Von: luk
Bozen – In den vergangenen Tagen hat es bei Parkgarage Lauben in Zentrum von Bozen, die zum Landesvermögen gehört, einen Führungswechsel gegeben. Vom 28. Februar bis 5. März war der Parkplatz deshalb vorübergehend geschlossen. Über eine Ausschreibung war die Führung des Parkplatzes einem neuen Anbieter übergeben worden, und zwar der APCOA Italia AG, die zum Park- und Mobilitätsdienstanbieter APCOA Group in Europa gehört. Nachdem alle notwendigen technische sowie organisatorische Arbeiten und Tests abgewickelt wurden, ist der Parkplatz seit 6. März 2026 wieder geöffnet, und zwar rund um die Uhr.
1,1 Millionen Euro müssen die neuen Parkhausbetreiber pro Jahr an das Land zahlen. Dies zeige, wie wichtig diese Infrastruktur für die Landeshauptstadt sei, und dass eine effiziente und moderne Verwaltung im öffentlichen Interesse liege, sagt Hochbau- und Vermögenslandesrat Christian Bianchi.
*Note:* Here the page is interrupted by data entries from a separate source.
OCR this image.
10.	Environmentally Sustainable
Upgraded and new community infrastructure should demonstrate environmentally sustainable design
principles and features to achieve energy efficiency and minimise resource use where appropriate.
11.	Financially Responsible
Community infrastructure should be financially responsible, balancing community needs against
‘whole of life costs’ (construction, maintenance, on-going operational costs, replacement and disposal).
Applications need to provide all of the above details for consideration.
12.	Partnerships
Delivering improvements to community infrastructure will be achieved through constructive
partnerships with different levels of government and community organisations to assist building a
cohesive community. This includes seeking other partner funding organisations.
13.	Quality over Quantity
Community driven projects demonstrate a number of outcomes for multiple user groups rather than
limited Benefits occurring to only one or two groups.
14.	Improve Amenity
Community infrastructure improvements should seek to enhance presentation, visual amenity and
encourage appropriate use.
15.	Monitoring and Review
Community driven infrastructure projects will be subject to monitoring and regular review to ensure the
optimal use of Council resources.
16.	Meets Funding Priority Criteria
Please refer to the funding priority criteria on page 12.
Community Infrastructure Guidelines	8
Der Wechsel, sei als ein wichtiger Schritt nicht nur für Bozen, sondern auch für das Land, insgesamt, denn gerade viele Menschen von außerhalb der Stadt würden den Parkplatz nutzen.
Bald auch Fahrradparkplatz und Reservierung via App
Künftig will das Land laut Hochbau- und Vermögensressort in der Infrastruktur noch mehr traditionelle und alternative Mobilität verbinden. “Wir prüfen gerade, im ersten Untergeschoss einen Bereich für alternative Verkehrsmittel einzurichten”, erklärt Bianchi. “Dort soll ein moderner Fahrradparkplatz entstehen. Ziel ist es, verschiedene Verkehrsmittel zu kombinieren und eine nachhaltige Infrastruktur zu bieten”, sagt der Landesrat.
Vorerst wird der Parkplatz weiter für Pkws genutzt. Einige Verbesserungen soll es aber schon in Kürze geben, besonders im Bereich Digitalisierung. So soll es möglich sein, Parkplätze im Voraus zu reservieren, über eine App zu bezahlen und elektronische Mautsysteme zu nutzen. Damit werde das Parken einfacher, schneller und komplett digital, sagt Bianchi.
“Nach einer sorgfältigen Marktanalyse haben wir einen starken europäischen Betreiber ausgewählt. Er garantiert gute Servicequalität, technologische Neuerungen und eine moderne Sicht auf städtische Mobilität. Die umfassenden Modernisierungen und die Vergütung ans Land zeigen, dass das Projekt solide ist und langfristig funktioniert”, ist Landesrat Bianchi überzeugt.